The first studies more than 50 years ago
There are those who have been trying for decades, but for now we are not there yet. The only natural organisms capable of making nitrogen palatable for plants and animals are certain types of microbes, known as diazotrophs, which use molecular nitrogen in the air (N2) to produce ammonia (NH3), much better than the Haber process -Bosch and without any need for hydrocarbons. Recent developments in biotechnology, unimaginable in the days of Fritz Haber and Carl Bosch, suggest the possibility of extracting the mechanisms used by these bacteria to fix nitrogen and inserting them into plants. This way, one day we may have plants that can fertilize themselves.

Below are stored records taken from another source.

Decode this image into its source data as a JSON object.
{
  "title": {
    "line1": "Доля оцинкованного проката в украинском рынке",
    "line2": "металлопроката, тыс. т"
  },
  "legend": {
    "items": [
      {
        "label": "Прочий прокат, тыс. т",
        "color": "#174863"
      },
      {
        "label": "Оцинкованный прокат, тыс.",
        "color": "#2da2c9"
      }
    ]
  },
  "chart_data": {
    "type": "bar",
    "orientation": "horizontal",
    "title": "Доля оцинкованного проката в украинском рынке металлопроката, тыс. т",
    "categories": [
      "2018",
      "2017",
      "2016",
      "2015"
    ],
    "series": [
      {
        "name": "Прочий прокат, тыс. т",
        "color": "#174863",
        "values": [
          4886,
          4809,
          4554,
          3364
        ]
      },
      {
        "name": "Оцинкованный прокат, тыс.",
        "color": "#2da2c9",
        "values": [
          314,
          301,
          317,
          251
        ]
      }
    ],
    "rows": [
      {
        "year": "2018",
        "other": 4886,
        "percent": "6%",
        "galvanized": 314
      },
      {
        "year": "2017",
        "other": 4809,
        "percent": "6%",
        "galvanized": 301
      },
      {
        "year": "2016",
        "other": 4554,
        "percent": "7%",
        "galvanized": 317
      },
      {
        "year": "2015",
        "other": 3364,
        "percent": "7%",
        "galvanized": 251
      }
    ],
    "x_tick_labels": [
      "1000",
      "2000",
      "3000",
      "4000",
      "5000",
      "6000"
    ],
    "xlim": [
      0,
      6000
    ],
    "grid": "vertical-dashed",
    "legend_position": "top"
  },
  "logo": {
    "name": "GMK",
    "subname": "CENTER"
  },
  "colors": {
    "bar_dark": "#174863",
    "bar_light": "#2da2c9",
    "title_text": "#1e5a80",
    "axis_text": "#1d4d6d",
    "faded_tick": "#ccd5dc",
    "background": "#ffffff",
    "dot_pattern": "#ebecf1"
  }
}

The first experiments on yeast maybe in a couple of years
The pioneers of this research are two British scientists, Ray Dixon and John Postgate (who has since passed away), who in 1972 published an article in Nature in which they reported having induced E. coli, a bacterial species that normally does not fix nitrogen, to do so by importing the genes of another bacterial species. At the time, rapid progress towards plants seemed imminent, but in reality the biotechnological tools for the great leap from bacteria to the plant world have only been developed in the last decade. In addition to Dixon, many are working on it today, starting with Luis Rubio, director of the Center for Plant Biotechnology at the Polytechnic University of Madrid, also financed by the Gates Foundation. Rubio and his teams are trying to make nitrogenase work outside of its bacterial home, the first step in inserting it into the genome of food plants. The idea is to first implant nitrogenase in a yeast, perhaps in a couple of years, then in the guinea pig plant par excellence, tobacco, and finally in rice. Going from yeast to actual food crops could take more than a decade.